From the March 19, 2019 Lakewood Observer:
The people of Lakewood Ward 2 can rely on him completely for three things, Brad Presutto said in launching his campaign for city council: listening, helping others, and representing the community honestly.
A series of people spoke about how Presutto does all these things, already, in remarks to an event held March 13 at Deagan’s Kitchen.
Jennifer Scott, whose pit-bull “Charlie” faced banishment under Lakewood’s previous breed-specific policies, recalled listening to Presutto speak up at a city council meeting on behalf of her and Charlie. Scott said that she didn’t even know Presutto, yet, but was moved by his advocacy.
More recently, Scott continued, local Coast Guard families received similar generosity when Presutto helped collect donations for unpaid federal workers during the extended government shutdown.
Several speakers joined Scott in describing him as someone who shows up for friends, neighbors and even strangers. State Representative Mike Skindell, City Councilperson Tristan Rader, and Bike Lakewood board member Amanda Wolf were among the guests speaking on Presutto’s behalf.
When Presutto himself addressed the crowd, after listening to other speakers, he described the values which led his family to put down roots in Lakewood over the past 15 years. “We continue to keep Lakewood our home because of the people,” above all, he said.

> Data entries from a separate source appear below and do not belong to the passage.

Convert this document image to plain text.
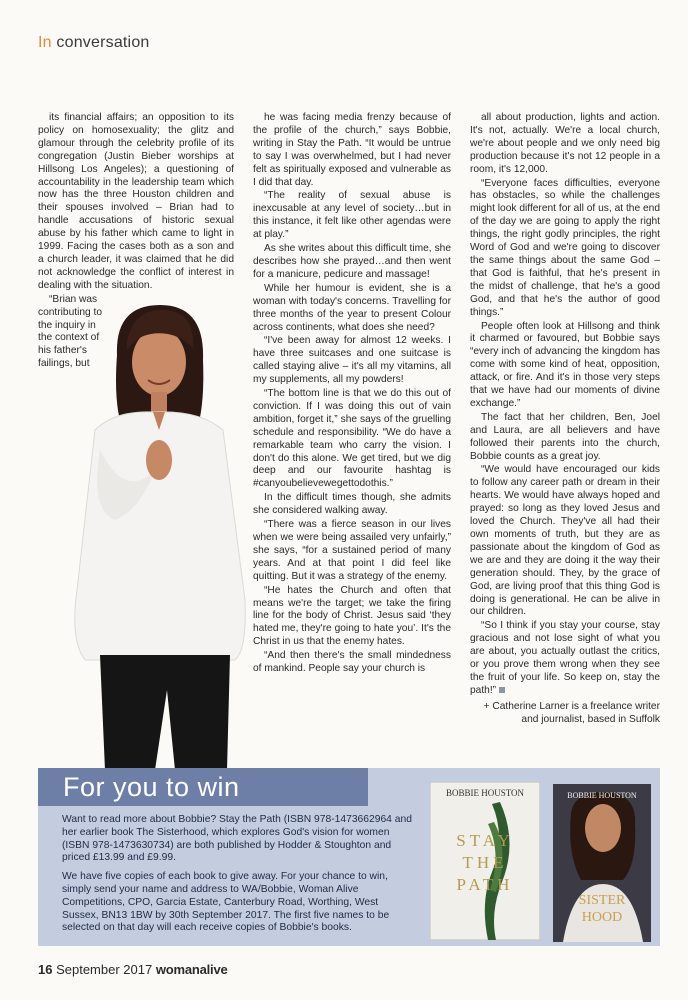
In conversation

its financial affairs; an opposition to its policy on homosexuality; the glitz and glamour through the celebrity profile of its congregation (Justin Bieber worships at Hillsong Los Angeles); a questioning of accountability in the leadership team which now has the three Houston children and their spouses involved – Brian had to handle accusations of historic sexual abuse by his father which came to light in 1999. Facing the cases both as a son and a church leader, it was claimed that he did not acknowledge the conflict of interest in dealing with the situation.

“Brian was contributing to the inquiry in the context of his father's failings, but

he was facing media frenzy because of the profile of the church,” says Bobbie, writing in Stay the Path. “It would be untrue to say I was overwhelmed, but I had never felt as spiritually exposed and vulnerable as I did that day.

“The reality of sexual abuse is inexcusable at any level of society…but in this instance, it felt like other agendas were at play.”

As she writes about this difficult time, she describes how she prayed…and then went for a manicure, pedicure and massage!

While her humour is evident, she is a woman with today's concerns. Travelling for three months of the year to present Colour across continents, what does she need?

“I've been away for almost 12 weeks. I have three suitcases and one suitcase is called staying alive – it's all my vitamins, all my supplements, all my powders!

“The bottom line is that we do this out of conviction. If I was doing this out of vain ambition, forget it,” she says of the gruelling schedule and responsibility. “We do have a remarkable team who carry the vision. I don't do this alone. We get tired, but we dig deep and our favourite hashtag is #canyoubelievewegettodothis.”

In the difficult times though, she admits she considered walking away.

“There was a fierce season in our lives when we were being assailed very unfairly,” she says, “for a sustained period of many years. And at that point I did feel like quitting. But it was a strategy of the enemy.

“He hates the Church and often that means we're the target; we take the firing line for the body of Christ. Jesus said ‘they hated me, they're going to hate you’. It's the Christ in us that the enemy hates.

“And then there's the small mindedness of mankind. People say your church is

all about production, lights and action. It's not, actually. We're a local church, we're about people and we only need big production because it's not 12 people in a room, it's 12,000.

“Everyone faces difficulties, everyone has obstacles, so while the challenges might look different for all of us, at the end of the day we are going to apply the right things, the right godly principles, the right Word of God and we're going to discover the same things about the same God – that God is faithful, that he's present in the midst of challenge, that he's a good God, and that he's the author of good things.”

People often look at Hillsong and think it charmed or favoured, but Bobbie says “every inch of advancing the kingdom has come with some kind of heat, opposition, attack, or fire. And it's in those very steps that we have had our moments of divine exchange.”

The fact that her children, Ben, Joel and Laura, are all believers and have followed their parents into the church, Bobbie counts as a great joy.

“We would have encouraged our kids to follow any career path or dream in their hearts. We would have always hoped and prayed: so long as they loved Jesus and loved the Church. They've all had their own moments of truth, but they are as passionate about the kingdom of God as we are and they are doing it the way their generation should. They, by the grace of God, are living proof that this thing God is doing is generational. He can be alive in our children.

“So I think if you stay your course, stay gracious and not lose sight of what you are about, you actually outlast the critics, or you prove them wrong when they see the fruit of your life. So keep on, stay the path!”

+ Catherine Larner is a freelance writer
and journalist, based in Suffolk

For you to win

Want to read more about Bobbie? Stay the Path (ISBN 978-1473662964 and her earlier book The Sisterhood, which explores God's vision for women (ISBN 978-1473630734) are both published by Hodder & Stoughton and priced £13.99 and £9.99.

We have five copies of each book to give away. For your chance to win, simply send your name and address to WA/Bobbie, Woman Alive Competitions, CPO, Garcia Estate, Canterbury Road, Worthing, West Sussex, BN13 1BW by 30th September 2017. The first five names to be selected on that day will each receive copies of Bobbie's books.

BOBBIE HOUSTON
STAY
THE
PATH
BOBBIE HOUSTON
SISTER
HOOD
16 September 2017 womanalive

Presutto has actively worked to give back to that community, whether delivering meals for the Division of Aging, joining Hayes PTO, or volunteering for the equality organization Human Rights Campaign.
The vision guiding his council candidacy is “for Lakewood to be the destination of choice for affordable housing, smart business development, and a safe & green city,” he said.
Yet his ultimate responsibility would be listening to and representing the people, he emphasized. Presutto said that diversity of viewpoints are a part of Lakewood, including within Ward 2, and that he is running to work on the community’s goals and ideas, not just his own.
“At the end of the day,” he said, “I’m there to represent Ward 2.”